Our health system was quick to adjust to the surge in patients by adding beds and floating non-clinical staff back to clinical roles. They opened testing centers and covid treatment offices quickly. Much of that was pre-planned of course, but it more or less went well and as planned. We were fortunate that 6 story tower was alresdy under construction in 2019 and contractors were able to work to get floors open as demand grew.

The supply chain problem was a big issue. Our warehouse supply couldn't be restocked fast enough.
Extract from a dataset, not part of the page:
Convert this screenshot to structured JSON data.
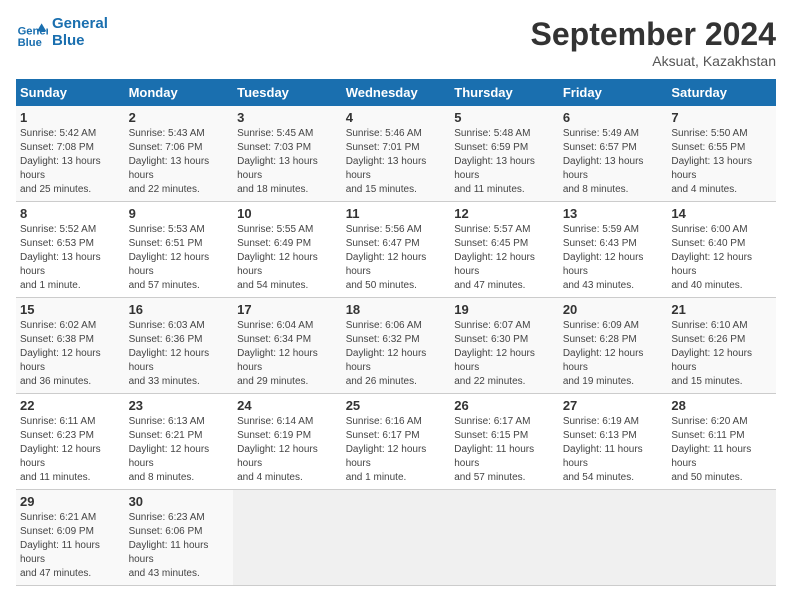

Some orders were canceled and others delayed. We had vent circuits for our transport vents intercepted and shifted to FEMA along with about 6 months worth of manufacturing. We were able to improvise, but it wasn't ideal. Some drugs were backorder, but pharmacy was able to supply us with close alternatives in the same class or other concentrations.

Earlier on, it was frustrating keeping up with rapidly changing protocols. 0nce a best practices were established, the care we are expected to give became more routine. Staff burnout is rough. We are shifted around from normal roles to other duties and everyone has been working incredibly long hours on complicated cases.

I feel like we were well prepared in some areas and adapted and overcame in others. I'm concerned the supply problems with low reserve stock and single suppliers for essential equipment and drugs will persist. I might be pessimistic, but we didn't seem to learn from natural disasters and factory fires shuttering drug supplies.